In a perfect world, you’ll take all sorts of precautions, and your child will never have an allergic reaction. But mistakes can happen. There’s also the chance of a safe food coming into contact with the allergen during cooking or preparation (called “cross-contamination” in the food allergy world) or even the slim chance of your child touching a surface with the allergen on it, like a smear of peanut butter, and then putting their hands in their mouth. Whatever the scenario, if your kid ends up ingesting their allergen, you’re going to need to whip out an autoinjector—and be prepared to use it.

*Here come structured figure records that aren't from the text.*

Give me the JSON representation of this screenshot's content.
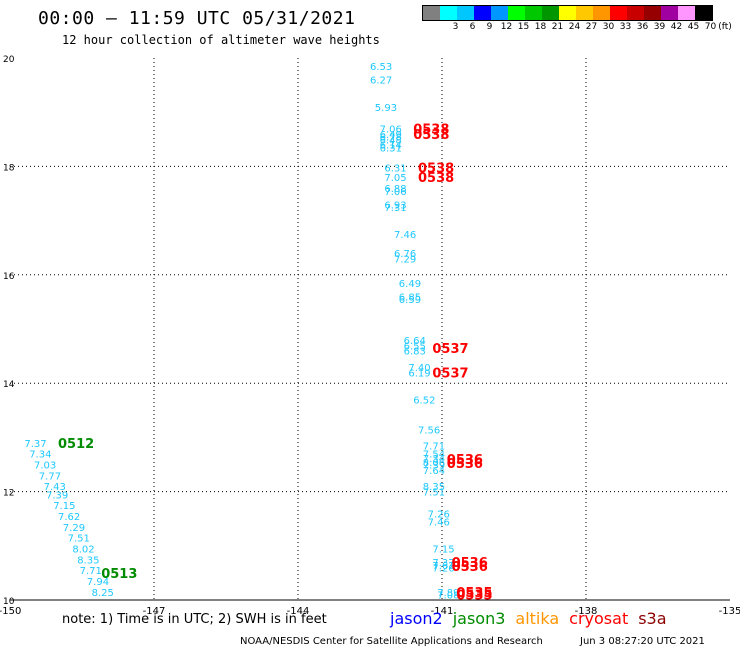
{
  "header": {
    "title": "00:00 – 11:59 UTC 05/31/2021",
    "subtitle": "12 hour collection of altimeter wave heights"
  },
  "colorbar": {
    "unit": "(ft)",
    "swatches": [
      {
        "color": "#808080",
        "label": ""
      },
      {
        "color": "#00ffff",
        "label": "3"
      },
      {
        "color": "#00c8ff",
        "label": "6"
      },
      {
        "color": "#0000ff",
        "label": "9"
      },
      {
        "color": "#0096ff",
        "label": "12"
      },
      {
        "color": "#00ff00",
        "label": "15"
      },
      {
        "color": "#00c800",
        "label": "18"
      },
      {
        "color": "#009600",
        "label": "21"
      },
      {
        "color": "#ffff00",
        "label": "24"
      },
      {
        "color": "#ffc800",
        "label": "27"
      },
      {
        "color": "#ff9600",
        "label": "30"
      },
      {
        "color": "#ff0000",
        "label": "33"
      },
      {
        "color": "#c80000",
        "label": "36"
      },
      {
        "color": "#960000",
        "label": "39"
      },
      {
        "color": "#a000a0",
        "label": "42"
      },
      {
        "color": "#ff96ff",
        "label": "45"
      },
      {
        "color": "#000000",
        "label": "70"
      }
    ]
  },
  "note": "note: 1) Time is in UTC; 2) SWH is in feet",
  "satellites": [
    {
      "name": "jason2",
      "color": "#0000ff"
    },
    {
      "name": "jason3",
      "color": "#008c00"
    },
    {
      "name": "altika",
      "color": "#ff9600"
    },
    {
      "name": "cryosat",
      "color": "#ff0000"
    },
    {
      "name": "s3a",
      "color": "#8b0000"
    }
  ],
  "footer": {
    "credit": "NOAA/NESDIS Center for Satellite Applications and Research",
    "date": "Jun  3 08:27:20 UTC 2021"
  },
  "chart_data": {
    "type": "scatter",
    "xlim": [
      -150,
      -135
    ],
    "ylim": [
      10,
      20
    ],
    "grid": true,
    "x_ticks": [
      "-150",
      "-147",
      "-144",
      "-141",
      "-138",
      "-135"
    ],
    "y_ticks": [
      "10",
      "12",
      "14",
      "16",
      "18",
      "20"
    ],
    "series": [
      {
        "color": "#1ec8ff",
        "points": [
          {
            "x": -142.5,
            "y": 19.85,
            "v": "6.53"
          },
          {
            "x": -142.5,
            "y": 19.6,
            "v": "6.27"
          },
          {
            "x": -142.4,
            "y": 19.1,
            "v": "5.93"
          },
          {
            "x": -142.3,
            "y": 18.7,
            "v": "7.06"
          },
          {
            "x": -142.3,
            "y": 18.6,
            "v": "6.49"
          },
          {
            "x": -142.3,
            "y": 18.55,
            "v": "6.78"
          },
          {
            "x": -142.3,
            "y": 18.5,
            "v": "6.48"
          },
          {
            "x": -142.3,
            "y": 18.4,
            "v": "6.14"
          },
          {
            "x": -142.3,
            "y": 18.35,
            "v": "6.31"
          },
          {
            "x": -142.2,
            "y": 17.98,
            "v": "6.31"
          },
          {
            "x": -142.2,
            "y": 17.8,
            "v": "7.05"
          },
          {
            "x": -142.2,
            "y": 17.6,
            "v": "6.88"
          },
          {
            "x": -142.2,
            "y": 17.55,
            "v": "7.06"
          },
          {
            "x": -142.2,
            "y": 17.3,
            "v": "6.93"
          },
          {
            "x": -142.2,
            "y": 17.25,
            "v": "7.31"
          },
          {
            "x": -142.0,
            "y": 16.75,
            "v": "7.46"
          },
          {
            "x": -142.0,
            "y": 16.4,
            "v": "6.76"
          },
          {
            "x": -142.0,
            "y": 16.3,
            "v": "7.29"
          },
          {
            "x": -141.9,
            "y": 15.85,
            "v": "6.49"
          },
          {
            "x": -141.9,
            "y": 15.6,
            "v": "6.85"
          },
          {
            "x": -141.9,
            "y": 15.55,
            "v": "6.59"
          },
          {
            "x": -141.8,
            "y": 14.8,
            "v": "6.64"
          },
          {
            "x": -141.8,
            "y": 14.7,
            "v": "6.55"
          },
          {
            "x": -141.8,
            "y": 14.6,
            "v": "6.83"
          },
          {
            "x": -141.7,
            "y": 14.3,
            "v": "7.40"
          },
          {
            "x": -141.7,
            "y": 14.2,
            "v": "6.19"
          },
          {
            "x": -141.6,
            "y": 13.7,
            "v": "6.52"
          },
          {
            "x": -141.5,
            "y": 13.15,
            "v": "7.56"
          },
          {
            "x": -141.4,
            "y": 12.85,
            "v": "7.71"
          },
          {
            "x": -141.4,
            "y": 12.7,
            "v": "7.54"
          },
          {
            "x": -141.4,
            "y": 12.62,
            "v": "7.34"
          },
          {
            "x": -141.4,
            "y": 12.55,
            "v": "8.06"
          },
          {
            "x": -141.4,
            "y": 12.5,
            "v": "7.39"
          },
          {
            "x": -141.4,
            "y": 12.4,
            "v": "7.64"
          },
          {
            "x": -141.4,
            "y": 12.1,
            "v": "8.35"
          },
          {
            "x": -141.4,
            "y": 12.0,
            "v": "7.51"
          },
          {
            "x": -141.3,
            "y": 11.6,
            "v": "7.26"
          },
          {
            "x": -141.3,
            "y": 11.45,
            "v": "7.46"
          },
          {
            "x": -141.2,
            "y": 10.95,
            "v": "7.15"
          },
          {
            "x": -141.2,
            "y": 10.7,
            "v": "7.37"
          },
          {
            "x": -141.2,
            "y": 10.65,
            "v": "7.62"
          },
          {
            "x": -141.2,
            "y": 10.6,
            "v": "7.26"
          },
          {
            "x": -141.1,
            "y": 10.15,
            "v": "7.89"
          },
          {
            "x": -141.1,
            "y": 10.1,
            "v": "7.08"
          }
        ]
      },
      {
        "color": "#1ec8ff",
        "points": [
          {
            "x": -149.7,
            "y": 12.9,
            "v": "7.37"
          },
          {
            "x": -149.6,
            "y": 12.7,
            "v": "7.34"
          },
          {
            "x": -149.5,
            "y": 12.5,
            "v": "7.03"
          },
          {
            "x": -149.4,
            "y": 12.3,
            "v": "7.77"
          },
          {
            "x": -149.3,
            "y": 12.1,
            "v": "7.43"
          },
          {
            "x": -149.25,
            "y": 11.95,
            "v": "7.39"
          },
          {
            "x": -149.1,
            "y": 11.75,
            "v": "7.15"
          },
          {
            "x": -149.0,
            "y": 11.55,
            "v": "7.62"
          },
          {
            "x": -148.9,
            "y": 11.35,
            "v": "7.29"
          },
          {
            "x": -148.8,
            "y": 11.15,
            "v": "7.51"
          },
          {
            "x": -148.7,
            "y": 10.95,
            "v": "8.02"
          },
          {
            "x": -148.6,
            "y": 10.75,
            "v": "8.35"
          },
          {
            "x": -148.55,
            "y": 10.55,
            "v": "7.71"
          },
          {
            "x": -148.4,
            "y": 10.35,
            "v": "7.94"
          },
          {
            "x": -148.3,
            "y": 10.15,
            "v": "8.25"
          }
        ]
      }
    ],
    "annotations": [
      {
        "text": "0538",
        "x": -141.6,
        "y": 18.7,
        "color": "#ff0000"
      },
      {
        "text": "0538",
        "x": -141.6,
        "y": 18.6,
        "color": "#ff0000"
      },
      {
        "text": "0538",
        "x": -141.5,
        "y": 17.98,
        "color": "#ff0000"
      },
      {
        "text": "0538",
        "x": -141.5,
        "y": 17.8,
        "color": "#ff0000"
      },
      {
        "text": "0537",
        "x": -141.2,
        "y": 14.65,
        "color": "#ff0000"
      },
      {
        "text": "0537",
        "x": -141.2,
        "y": 14.2,
        "color": "#ff0000"
      },
      {
        "text": "0536",
        "x": -140.9,
        "y": 12.6,
        "color": "#ff0000"
      },
      {
        "text": "0536",
        "x": -140.9,
        "y": 12.53,
        "color": "#ff0000"
      },
      {
        "text": "0536",
        "x": -140.8,
        "y": 10.7,
        "color": "#ff0000"
      },
      {
        "text": "0536",
        "x": -140.8,
        "y": 10.63,
        "color": "#ff0000"
      },
      {
        "text": "0535",
        "x": -140.7,
        "y": 10.15,
        "color": "#ff0000"
      },
      {
        "text": "0535",
        "x": -140.7,
        "y": 10.1,
        "color": "#ff0000"
      },
      {
        "text": "0512",
        "x": -149.0,
        "y": 12.9,
        "color": "#008c00"
      },
      {
        "text": "0513",
        "x": -148.1,
        "y": 10.5,
        "color": "#008c00"
      }
    ]
  }
}
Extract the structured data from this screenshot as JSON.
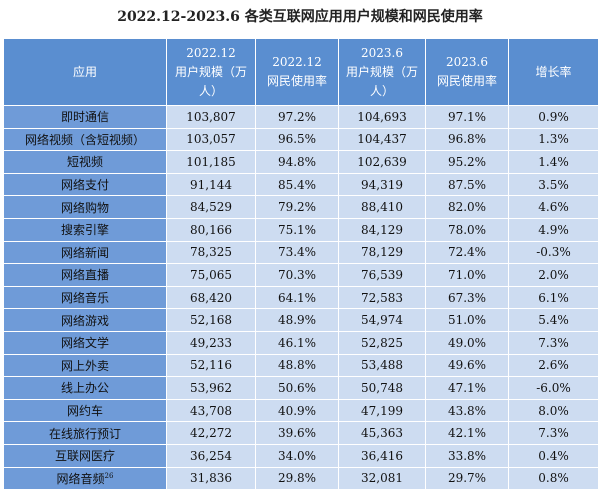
{
  "title": "2022.12-2023.6 各类互联网应用用户规模和网民使用率",
  "table": {
    "header": [
      [
        "应用"
      ],
      [
        "2022.12",
        "用户规模（万人）"
      ],
      [
        "2022.12",
        "网民使用率"
      ],
      [
        "2023.6",
        "用户规模（万人）"
      ],
      [
        "2023.6",
        "网民使用率"
      ],
      [
        "增长率"
      ]
    ],
    "rows": [
      [
        "即时通信",
        "103,807",
        "97.2%",
        "104,693",
        "97.1%",
        "0.9%"
      ],
      [
        "网络视频（含短视频）",
        "103,057",
        "96.5%",
        "104,437",
        "96.8%",
        "1.3%"
      ],
      [
        "短视频",
        "101,185",
        "94.8%",
        "102,639",
        "95.2%",
        "1.4%"
      ],
      [
        "网络支付",
        "91,144",
        "85.4%",
        "94,319",
        "87.5%",
        "3.5%"
      ],
      [
        "网络购物",
        "84,529",
        "79.2%",
        "88,410",
        "82.0%",
        "4.6%"
      ],
      [
        "搜索引擎",
        "80,166",
        "75.1%",
        "84,129",
        "78.0%",
        "4.9%"
      ],
      [
        "网络新闻",
        "78,325",
        "73.4%",
        "78,129",
        "72.4%",
        "-0.3%"
      ],
      [
        "网络直播",
        "75,065",
        "70.3%",
        "76,539",
        "71.0%",
        "2.0%"
      ],
      [
        "网络音乐",
        "68,420",
        "64.1%",
        "72,583",
        "67.3%",
        "6.1%"
      ],
      [
        "网络游戏",
        "52,168",
        "48.9%",
        "54,974",
        "51.0%",
        "5.4%"
      ],
      [
        "网络文学",
        "49,233",
        "46.1%",
        "52,825",
        "49.0%",
        "7.3%"
      ],
      [
        "网上外卖",
        "52,116",
        "48.8%",
        "53,488",
        "49.6%",
        "2.6%"
      ],
      [
        "线上办公",
        "53,962",
        "50.6%",
        "50,748",
        "47.1%",
        "-6.0%"
      ],
      [
        "网约车",
        "43,708",
        "40.9%",
        "47,199",
        "43.8%",
        "8.0%"
      ],
      [
        "在线旅行预订",
        "42,272",
        "39.6%",
        "45,363",
        "42.1%",
        "7.3%"
      ],
      [
        "互联网医疗",
        "36,254",
        "34.0%",
        "36,416",
        "33.8%",
        "0.4%"
      ],
      [
        [
          "网络音频",
          "26"
        ],
        "31,836",
        "29.8%",
        "32,081",
        "29.7%",
        "0.8%"
      ]
    ]
  }
}
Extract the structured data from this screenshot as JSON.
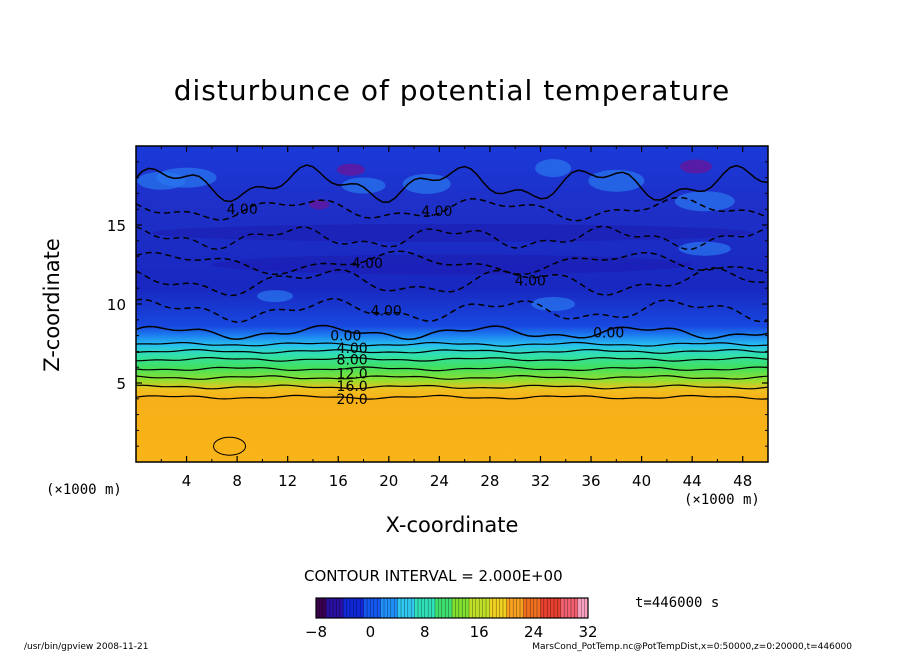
{
  "chart_data": {
    "type": "heatmap",
    "title": "disturbunce of potential temperature",
    "xlabel": "X-coordinate",
    "ylabel": "Z-coordinate",
    "x_unit_left": "(×1000 m)",
    "x_unit_right": "(×1000 m)",
    "xlim": [
      0,
      50
    ],
    "ylim": [
      0,
      20
    ],
    "x_ticks": [
      "4",
      "8",
      "12",
      "16",
      "20",
      "24",
      "28",
      "32",
      "36",
      "40",
      "44",
      "48"
    ],
    "y_ticks": [
      "5",
      "10",
      "15"
    ],
    "contour_interval_text": "CONTOUR INTERVAL = 2.000E+00",
    "time_text": "t=446000  s",
    "colorbar": {
      "min": -8,
      "max": 32,
      "tick_labels": [
        "−8",
        "0",
        "8",
        "16",
        "24",
        "32"
      ],
      "colors": [
        "#3a0050",
        "#2a10a0",
        "#1028d8",
        "#1458f0",
        "#2090f8",
        "#30c8f0",
        "#30e0b8",
        "#40e070",
        "#80e030",
        "#c0e028",
        "#f0d020",
        "#f8a020",
        "#f07020",
        "#e84030",
        "#f06070",
        "#f8a0c0"
      ]
    },
    "contour_labels": [
      {
        "text": "4.00",
        "x": 8.4,
        "z": 16.0
      },
      {
        "text": "4.00",
        "x": 23.8,
        "z": 15.9
      },
      {
        "text": "4.00",
        "x": 18.3,
        "z": 12.6
      },
      {
        "text": "4.00",
        "x": 31.2,
        "z": 11.5
      },
      {
        "text": "4.00",
        "x": 19.8,
        "z": 9.6
      },
      {
        "text": "0.00",
        "x": 16.6,
        "z": 8.0
      },
      {
        "text": "0.00",
        "x": 37.4,
        "z": 8.2
      },
      {
        "text": "4.00",
        "x": 17.1,
        "z": 7.2
      },
      {
        "text": "8.00",
        "x": 17.1,
        "z": 6.5
      },
      {
        "text": "12.0",
        "x": 17.1,
        "z": 5.6
      },
      {
        "text": "16.0",
        "x": 17.1,
        "z": 4.8
      },
      {
        "text": "20.0",
        "x": 17.1,
        "z": 4.0
      }
    ]
  },
  "footer": {
    "left": "/usr/bin/gpview   2008-11-21",
    "right": "MarsCond_PotTemp.nc@PotTempDist,x=0:50000,z=0:20000,t=446000"
  }
}
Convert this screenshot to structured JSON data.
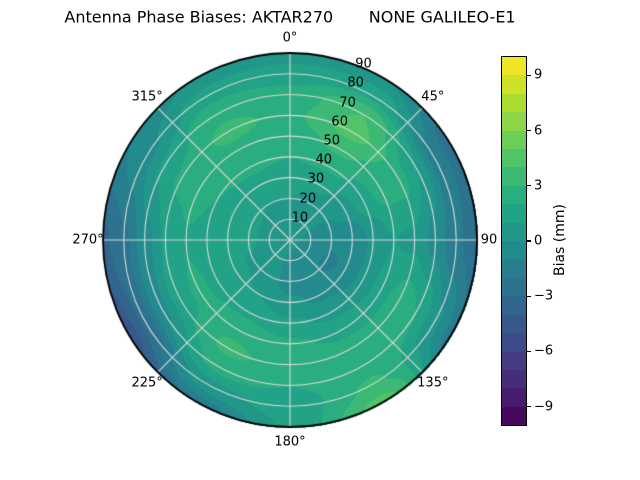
{
  "chart_data": {
    "type": "heatmap",
    "projection": "polar",
    "title": "Antenna Phase Biases: AKTAR270       NONE GALILEO-E1",
    "azimuth_ticks": [
      {
        "angle_deg": 0,
        "label": "0°"
      },
      {
        "angle_deg": 45,
        "label": "45°"
      },
      {
        "angle_deg": 90,
        "label": "90"
      },
      {
        "angle_deg": 135,
        "label": "135°"
      },
      {
        "angle_deg": 180,
        "label": "180°"
      },
      {
        "angle_deg": 225,
        "label": "225°"
      },
      {
        "angle_deg": 270,
        "label": "270°"
      },
      {
        "angle_deg": 315,
        "label": "315°"
      }
    ],
    "radial_ticks": [
      {
        "value": 10,
        "label": "10"
      },
      {
        "value": 20,
        "label": "20"
      },
      {
        "value": 30,
        "label": "30"
      },
      {
        "value": 40,
        "label": "40"
      },
      {
        "value": 50,
        "label": "50"
      },
      {
        "value": 60,
        "label": "60"
      },
      {
        "value": 70,
        "label": "70"
      },
      {
        "value": 80,
        "label": "80"
      },
      {
        "value": 90,
        "label": "90"
      }
    ],
    "radial_label_angle_deg": 22.5,
    "grid": {
      "azimuths_deg": [
        0,
        30,
        60,
        90,
        120,
        150,
        180,
        210,
        240,
        270,
        300,
        330
      ],
      "zeniths_deg": [
        0,
        10,
        20,
        30,
        40,
        50,
        60,
        70,
        80,
        90
      ],
      "bias_mm": [
        [
          0.3,
          0.6,
          1.0,
          1.5,
          2.0,
          2.6,
          2.8,
          2.4,
          1.4,
          0.6
        ],
        [
          0.3,
          0.3,
          0.6,
          1.2,
          2.2,
          3.2,
          4.4,
          4.0,
          1.8,
          0.2
        ],
        [
          0.3,
          0.0,
          0.0,
          0.6,
          1.6,
          2.4,
          2.4,
          1.0,
          -1.4,
          -2.6
        ],
        [
          0.3,
          -0.4,
          -0.9,
          -0.9,
          0.2,
          1.0,
          0.8,
          -0.4,
          -1.8,
          -2.8
        ],
        [
          0.3,
          -0.6,
          -1.1,
          -0.9,
          0.4,
          1.6,
          2.6,
          2.0,
          0.2,
          -1.6
        ],
        [
          0.3,
          -0.5,
          -0.9,
          -0.2,
          0.8,
          1.8,
          2.4,
          2.6,
          3.2,
          4.4
        ],
        [
          0.3,
          -0.4,
          -0.5,
          0.2,
          1.2,
          2.2,
          2.6,
          2.0,
          1.4,
          1.2
        ],
        [
          0.3,
          0.2,
          0.4,
          1.0,
          1.8,
          2.8,
          3.2,
          2.4,
          0.6,
          -1.6
        ],
        [
          0.3,
          0.6,
          0.9,
          1.2,
          1.8,
          2.2,
          1.6,
          -0.2,
          -2.8,
          -4.6
        ],
        [
          0.3,
          0.8,
          1.1,
          1.2,
          1.6,
          1.9,
          1.2,
          -0.4,
          -2.2,
          -3.2
        ],
        [
          0.3,
          0.8,
          1.1,
          1.4,
          2.0,
          2.4,
          2.2,
          1.2,
          -0.3,
          -1.0
        ],
        [
          0.3,
          0.6,
          1.0,
          1.6,
          2.2,
          2.8,
          3.2,
          2.8,
          1.6,
          0.2
        ]
      ]
    },
    "colormap": {
      "name": "viridis",
      "stops": [
        "#440154",
        "#482475",
        "#414487",
        "#355f8d",
        "#2a788e",
        "#21918c",
        "#22a884",
        "#44bf70",
        "#7ad151",
        "#bddf26",
        "#fde725"
      ],
      "vmin": -10,
      "vmax": 10,
      "band_step_mm": 1
    },
    "colorbar": {
      "label": "Bias (mm)",
      "ticks": [
        {
          "value": 9,
          "label": "9"
        },
        {
          "value": 6,
          "label": "6"
        },
        {
          "value": 3,
          "label": "3"
        },
        {
          "value": 0,
          "label": "0"
        },
        {
          "value": -3,
          "label": "−3"
        },
        {
          "value": -6,
          "label": "−6"
        },
        {
          "value": -9,
          "label": "−9"
        }
      ]
    },
    "grid_color": "#d9d9d9",
    "outline_color": "#000000",
    "background": "#ffffff"
  }
}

If you’ve never seen one, an EpiPen looks a bit like an oversized marker with an orange tip, under which hides a needle. [Editor] The epinephrine auto-injector is the go-to medicine for a serious allergic reaction because it can resolve multiple symptoms at once. “Epinephrine is able to act on many areas of the body to counter the effects of the allergic reaction,” says Upton. It’s common for parents to opt for an antihistamine like Benadryl first if the reaction doesn’t seem too bad, but Upton advises against this; among other things, antihistamines work more slowly and don’t help the breathing or blood pressure problems present in anaphylaxis. Your allergist should give you an allergy action plan that outlines what symptoms to look for and when to use the EpiPen. Generally, when your kid is showing symptoms from two body systems—say, skin and respiratory (for example, they have hives and difficulty breathing)—or if any one symptom is particularly severe, you should use the auto-injector. But when in doubt, just use it, says Upton. “It’s hard to tell how the reaction will progress, and we know that giving it earlier is better,” she explains. If you do use the auto-injector, you’ll need to call 911 and go to the hospital. But that’s not only because your kid needs to be examined after receiving epinephrine, says Upton. It’s also because although epinephrine will buy you time, your child may need to be treated further for the reaction.
So far, Ava hasn’t had any reactions that required epinephrine. “Because of due diligence and probably a lot of luck, we haven’t had another reaction since,” says Davidson. Now that she’s three, her parents feel they have a better handle on her allergies. But realizing Ava’s childhood wouldn’t have some of the classic childhood moments was really hard for Davidson to come to terms with. “I remember I spent days crying because I wouldn’t be able to take my kid for ice cream,” she says—the risk of cross-contamination at ice cream shops is just too high for her comfort level. “I’ve since realized now that she will just have a different experience. She’ll have something else that takes that special place.”